Complements client_server_authority.md (authority) and contracts.md (artifact types).


Decision: single combat rules engine

Default for Neon Sprawl: E5.M1 is the only combat resolution engine for tab-target play. Player vs player uses the same code path as player vs NPC for formulas that should stay aligned (hit checks, cooldowns, resources, ability application), with extra gating when the target (or victims in an AoE) include players.

Do not introduce a separate “PvP combat engine” for the prototype unless design later proves irreconcilable rule divergence. If that happens, prefer a shared resolution kernel (pure functions / shared module) plus policy profiles (PvE vs PvP) rather than two divergent engines.

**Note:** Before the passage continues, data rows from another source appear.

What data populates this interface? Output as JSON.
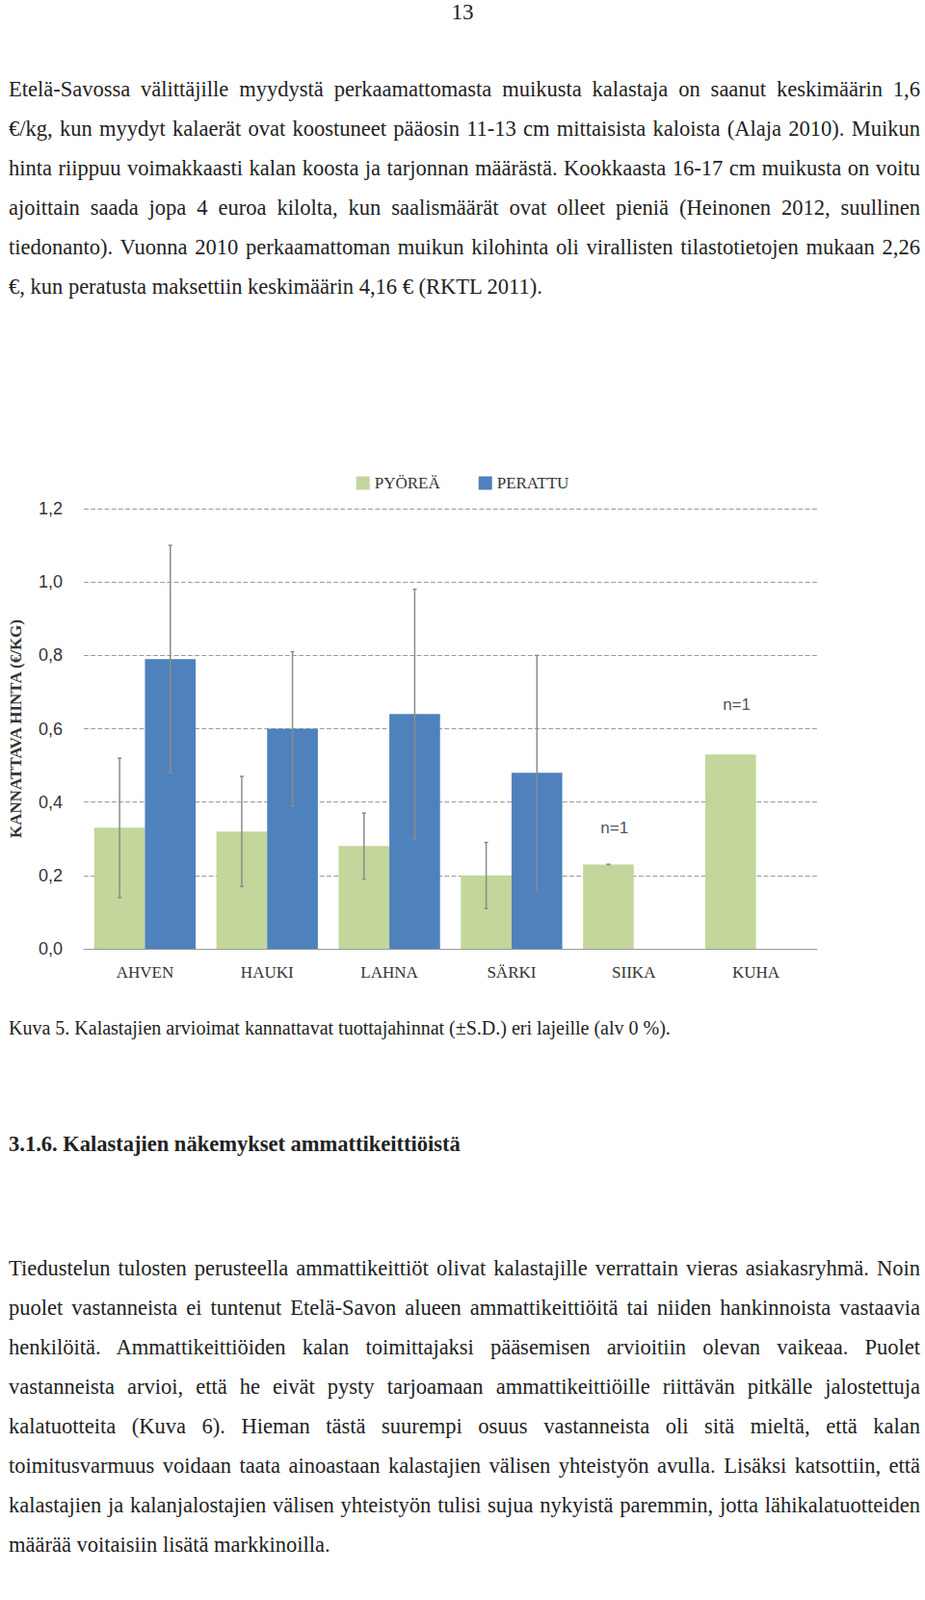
{
  "page_number": "13",
  "text_before": "Etelä-Savossa välittäjille myydystä perkaamattomasta muikusta kalastaja on saanut keskimäärin 1,6 €/kg, kun myydyt kalaerät ovat koostuneet pääosin 11-13 cm mittaisista kaloista (Alaja 2010). Muikun hinta riippuu voimakkaasti kalan koosta ja tarjonnan määrästä. Kookkaasta 16-17 cm muikusta on voitu ajoittain saada jopa 4 euroa kilolta, kun saalismäärät ovat olleet pieniä (Heinonen 2012, suullinen tiedonanto). Vuonna 2010 perkaamattoman muikun kilohinta oli virallisten tilastotietojen mukaan 2,26 €, kun peratusta maksettiin keskimäärin 4,16 € (RKTL 2011).",
  "chart_data": {
    "type": "bar",
    "ylabel": "KANNATTAVA HINTA (€/KG)",
    "categories": [
      "AHVEN",
      "HAUKI",
      "LAHNA",
      "SÄRKI",
      "SIIKA",
      "KUHA"
    ],
    "series": [
      {
        "name": "PYÖREÄ",
        "color": "#c3d69b",
        "values": [
          0.33,
          0.32,
          0.28,
          0.2,
          0.23,
          0.53
        ],
        "errors": [
          0.19,
          0.15,
          0.09,
          0.09,
          0,
          null
        ]
      },
      {
        "name": "PERATTU",
        "color": "#4f81bd",
        "values": [
          0.79,
          0.6,
          0.64,
          0.48,
          null,
          null
        ],
        "errors": [
          0.31,
          0.21,
          0.34,
          0.32,
          null,
          null
        ]
      }
    ],
    "annotations": [
      {
        "text": "n=1",
        "category": "SIIKA",
        "y": 0.33
      },
      {
        "text": "n=1",
        "category": "KUHA",
        "y": 0.665
      }
    ],
    "ylim": [
      0,
      1.2
    ],
    "yticks": [
      {
        "value": 0,
        "label": "0,0"
      },
      {
        "value": 0.2,
        "label": "0,2"
      },
      {
        "value": 0.4,
        "label": "0,4"
      },
      {
        "value": 0.6,
        "label": "0,6"
      },
      {
        "value": 0.8,
        "label": "0,8"
      },
      {
        "value": 1.0,
        "label": "1,0"
      },
      {
        "value": 1.2,
        "label": "1,2"
      }
    ],
    "grid": true,
    "legend": "top"
  },
  "caption": "Kuva 5. Kalastajien arvioimat kannattavat tuottajahinnat (±S.D.) eri lajeille (alv 0 %).",
  "heading": "3.1.6. Kalastajien näkemykset ammattikeittiöistä",
  "text_after": "Tiedustelun tulosten perusteella ammattikeittiöt olivat kalastajille verrattain vieras asiakasryhmä. Noin puolet vastanneista ei tuntenut Etelä-Savon alueen ammattikeittiöitä tai niiden hankinnoista vastaavia henkilöitä. Ammattikeittiöiden kalan toimittajaksi pääsemisen arvioitiin olevan vaikeaa. Puolet vastanneista arvioi, että he eivät pysty tarjoamaan ammattikeittiöille riittävän pitkälle jalostettuja kalatuotteita (Kuva 6). Hieman tästä suurempi osuus vastanneista oli sitä mieltä, että kalan toimitusvarmuus voidaan taata ainoastaan kalastajien välisen yhteistyön avulla. Lisäksi katsottiin, että kalastajien ja kalanjalostajien välisen yhteistyön tulisi sujua nykyistä paremmin, jotta lähikalatuotteiden määrää voitaisiin lisätä markkinoilla."
}
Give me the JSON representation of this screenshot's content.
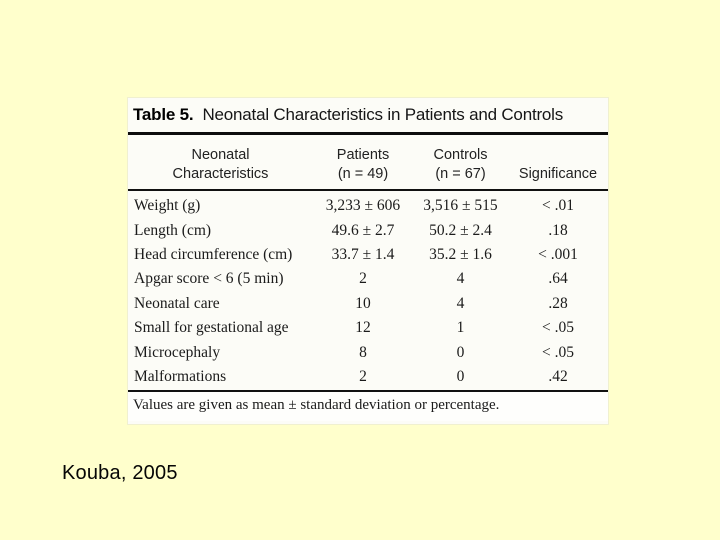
{
  "slide": {
    "background_color": "#FFFFCC",
    "citation": "Kouba, 2005"
  },
  "table": {
    "title_label": "Table 5.",
    "title_text": "Neonatal Characteristics in Patients and Controls",
    "headers": {
      "characteristics_line1": "Neonatal",
      "characteristics_line2": "Characteristics",
      "patients_line1": "Patients",
      "patients_line2": "(n = 49)",
      "controls_line1": "Controls",
      "controls_line2": "(n = 67)",
      "significance": "Significance"
    },
    "rows": [
      {
        "label": "Weight (g)",
        "patients": "3,233 ± 606",
        "controls": "3,516 ± 515",
        "significance": "< .01"
      },
      {
        "label": "Length (cm)",
        "patients": "49.6 ± 2.7",
        "controls": "50.2 ± 2.4",
        "significance": ".18"
      },
      {
        "label": "Head circumference (cm)",
        "patients": "33.7 ± 1.4",
        "controls": "35.2 ± 1.6",
        "significance": "< .001"
      },
      {
        "label": "Apgar score < 6 (5 min)",
        "patients": "2",
        "controls": "4",
        "significance": ".64"
      },
      {
        "label": "Neonatal care",
        "patients": "10",
        "controls": "4",
        "significance": ".28"
      },
      {
        "label": "Small for gestational age",
        "patients": "12",
        "controls": "1",
        "significance": "< .05"
      },
      {
        "label": "Microcephaly",
        "patients": "8",
        "controls": "0",
        "significance": "< .05"
      },
      {
        "label": "Malformations",
        "patients": "2",
        "controls": "0",
        "significance": ".42"
      }
    ],
    "footnote": "Values are given as mean ± standard deviation or percentage."
  }
}
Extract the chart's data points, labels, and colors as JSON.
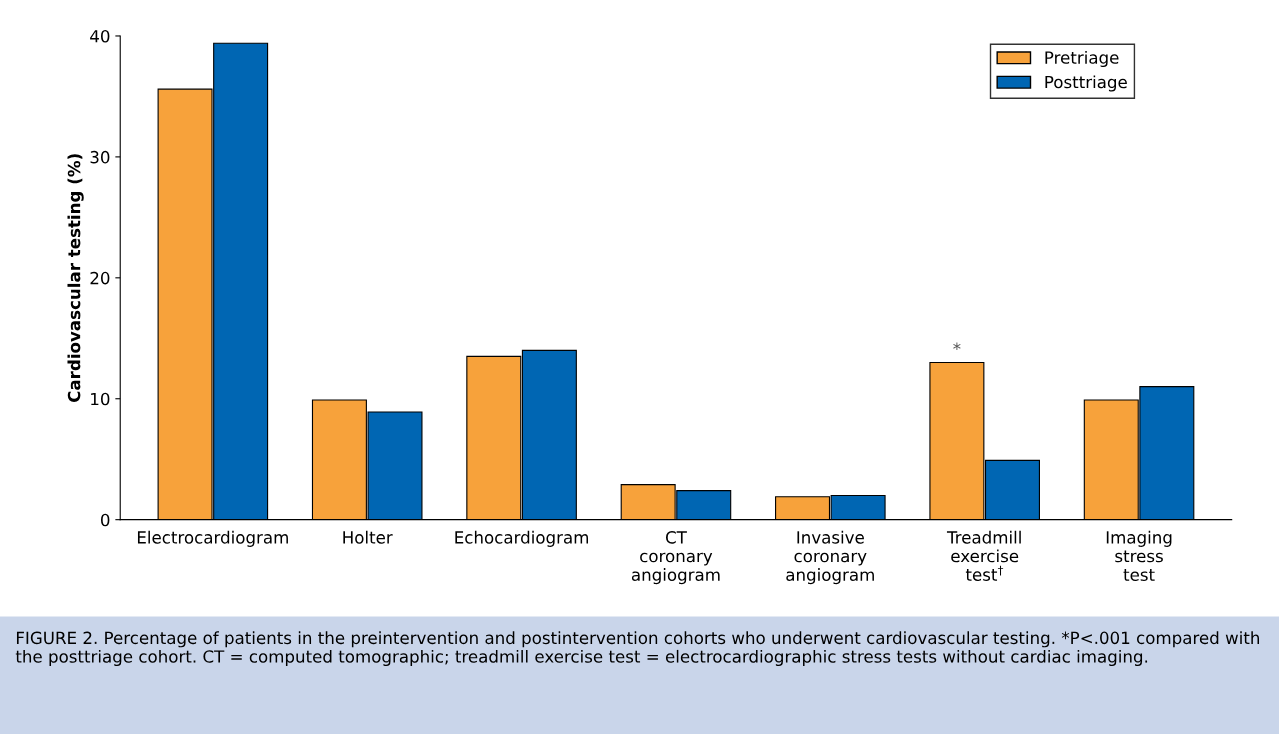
{
  "chart_data": {
    "type": "bar",
    "ylabel": "Cardiovascular testing (%)",
    "categories": [
      "Electrocardiogram",
      "Holter",
      "Echocardiogram",
      "CT\ncoronary\nangiogram",
      "Invasive\ncoronary\nangiogram",
      "Treadmill\nexercise\ntest$^{†}$",
      "Imaging\nstress\ntest"
    ],
    "series": [
      {
        "name": "Pretriage",
        "color": "#f7a23b",
        "values": [
          35.6,
          9.9,
          13.5,
          2.9,
          1.9,
          13.0,
          9.9
        ]
      },
      {
        "name": "Posttriage",
        "color": "#0066b3",
        "values": [
          39.4,
          8.9,
          14.0,
          2.4,
          2.0,
          4.9,
          11.0
        ]
      }
    ],
    "ylim": [
      0,
      40
    ],
    "yticks": [
      0,
      10,
      20,
      30,
      40
    ],
    "grid": false,
    "legend": "top right",
    "annotations": [
      {
        "text": "*",
        "x": "Treadmill\nexercise\ntest$^{†}$",
        "y": 13.0
      },
      "FIGURE 2. Percentage of patients in the preintervention and postintervention cohorts who underwent cardiovascular testing. *P<.001 compared with the posttriage cohort. CT = computed tomographic; treadmill exercise test = electrocardiographic stress tests without cardiac imaging."
    ]
  }
}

Rationale: One engine reduces duplicate bugs, keeps CombatAction / CombatResolution as a single wire story, and matches optional-PvP product goals (PvP is policy on top of the same abilities, not a different game).


Where E6.M1 plugs in

  • When: During validation of a CombatAction (or internal equivalent) before applying damage, debuffs, displacement, or other hostile effects to another player character.
  • Who calls whom: E5.M1 calls into E6.M1 (or an abstraction it owns, implemented by E6.M1) — e.g. CanApplyHostility(attacker, target, actionContext) → Allow | Deny(reason).
  • Consistency: Use current server eligibility and zone policy for that tick/request; avoid stale client-only flags. If eligibility is cached per session, invalidate on zone transition and on PvPStateChanged.

NPC targets: No E6.M1 check for ordinary PvE (unless a future rule ties NPC combat to zone policy — then call out explicitly).

Register note: Epic 5 lists E5.M1 dependencies as E1.M3 and E2.M2 only. Enabling player-target hostility adds a logical dependency on E6.M1; PvE-only milestones may ship with a stub implementation that denies all player-target hostility until Epic 6 wiring lands. See cross-cutting note in the dependency register.


Deny reasons and telemetry

PvP blocks must be first-class in combat outcomes, not silent failures:

  • Extend the combat deny / CombatResolution reason set (or parallel field) with stable codes such as: pvp_forbidden_in_zone, attacker_pvp_not_eligible, target_pvp_not_eligible, pvp_consent_required, pvp_flag_mismatch (exact names to be frozen when Protobuf enums are defined).
  • Align high-signal events with E9.M1 (e.g. ability denied with reason) and Epic 6 hooks (pvp_state_changed, zone enter/exit) without double-counting.

E6.M3 and beyond

E6.M3 (loss, spawn protection, grief strikes) applies after hostility is allowed by E6.M1 and resolved by E5.M1 (e.g. on death in PvP context). Order: eligibility → combat resolution → loss/anti-grief rules.